1) Be explicit about the time unit

Pick one consistent unit for rates and durations:

  • daily rates with day counts
  • monthly rates with month counts

Then keep the same approach across categories. Mixing units can create avoidable arithmetic errors.

2) Split categories by accrual behavior

If one cost starts immediately while another starts later, model them separately. For example:

  • Lost revenue starts at substantial completion
  • Overhead may begin the moment the delay becomes apparent

3) Use “incremental” costs when possible

A good cost-of-delay model focuses on incremental costs caused by the delay rather than total project cost. Practical ways to operationalize this:

4) Document your rate sources (even internally)

DocketMath helps you build a transparent model; your credibility improves if you can point to how each rate was derived:

  • timesheets
  • invoices
  • historical operational data
  • budget documents
  • forecasting models

No need to attach everything in the tool output—just keep the linkage so you can explain it.

5) Run at least two scenarios: conservative and optimistic

Create two versions:

  • Conservative: lower daily impact rate or shorter affected period
  • Optimistic: higher daily impact rate or longer affected period (only if justified)

Then present a range rather than a single figure.

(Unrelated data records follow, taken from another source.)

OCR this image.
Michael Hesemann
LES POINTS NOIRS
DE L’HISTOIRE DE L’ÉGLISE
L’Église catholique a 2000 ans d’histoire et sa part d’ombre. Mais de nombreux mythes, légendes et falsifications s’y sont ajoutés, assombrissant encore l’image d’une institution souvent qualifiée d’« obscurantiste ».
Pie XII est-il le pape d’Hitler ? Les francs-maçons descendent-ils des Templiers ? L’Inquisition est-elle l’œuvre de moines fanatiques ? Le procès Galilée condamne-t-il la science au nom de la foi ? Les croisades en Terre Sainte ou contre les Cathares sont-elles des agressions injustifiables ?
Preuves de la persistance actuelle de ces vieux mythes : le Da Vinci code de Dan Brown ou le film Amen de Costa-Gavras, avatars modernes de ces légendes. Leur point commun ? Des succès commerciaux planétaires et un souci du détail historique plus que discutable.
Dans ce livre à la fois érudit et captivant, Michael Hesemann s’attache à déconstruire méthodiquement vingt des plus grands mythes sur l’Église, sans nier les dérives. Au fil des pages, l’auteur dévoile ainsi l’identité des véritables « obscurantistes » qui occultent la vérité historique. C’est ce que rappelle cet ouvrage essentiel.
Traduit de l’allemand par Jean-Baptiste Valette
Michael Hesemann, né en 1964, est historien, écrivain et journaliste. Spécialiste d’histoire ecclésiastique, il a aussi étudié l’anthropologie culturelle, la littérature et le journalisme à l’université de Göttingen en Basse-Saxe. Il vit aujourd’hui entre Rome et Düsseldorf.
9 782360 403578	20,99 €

6) Validate against a “sanity check”

After you compute the total, ask:

  • Does the total roughly match what you’d expect for 30–60 days of delay?
  • Are daily rates too high compared to your real operational economics?
  • Did you accidentally double-count a cost (e.g., overhead included in both categories)?

A quick sanity check can prevent confident errors.

Warning: Avoid double-counting. For instance, if “lost net revenue” already implicitly includes overhead effects, adding a separate overhead category can overstate the harm.

7) Capture Oregon-specific context through your inputs (not assumptions)

DocketMath doesn’t require special “Oregon rules”

Sources and references

Start with the primary authority for Oregon and confirm the effective date before relying on any output. If the rule has been amended, update the inputs and rerun the calculation.